QMASTOR announced today that its subsidiary QMASTOR Africa has signed a four year contract with the Barberry Group. The contract covers the licensing of QMASTOR’s Pit to Port software including the provision of project services as well as maintenance and support. The Barberry Group will use the software to extend the range of logistics services it can offer to its rapidly expanding client base.
Initially QMASTOR’s Pit to Port will be used to provide a total supply chain management solution for both of Coal of Africa’s Mooiplaats and Vele coal projects as well as for all of Barberry’s logistics customers. Pit to Port is a decision support system that enables the Barberry Group to manage, plan and optimise bulk commodity tonnage and quality across the supply chain, providing a clear view of export and domestic operations.
In making the announcement Marc Ramsay, regional manager Africa, said: “Barberry Group has an impressive list of customers who will benefit enormously from QMASTOR’s Pit to Port software. The evaluation process over the last three months has been thorough and we expect that the Barberry Group will roll this out to its clients including Coal of Africa, Anglo Coal and Noble Resources over the coming months.”
Mr Ramsay added: “It is this ability to respond quickly and efficiently to client needs that has made QMASTOR a leader in bulk material solutions.
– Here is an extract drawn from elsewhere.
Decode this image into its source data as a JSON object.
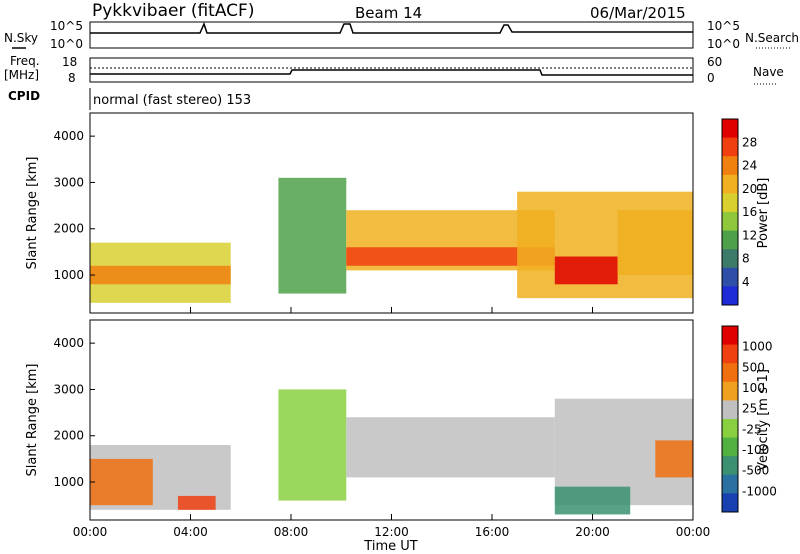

With our existing relationships with companies such as Assmang and now the Barberry Group we are continuing to build a strong pipeline of interest on the African continent.”
Anand Moodliar, group chief executive, Barberry Group, said: “We were immediately taken with QMASTOR’s logistics capabilities. In coal logistics, the focus is on maximising use of all parts of the supply chain. As the railways operate under a shared user system it is critical to have a total picture and to understand the different flows. We are confident that our partnership with QMASTOR will allow the Barberry Group to lower logistic costs for our clients, improving both their margins and profitability.”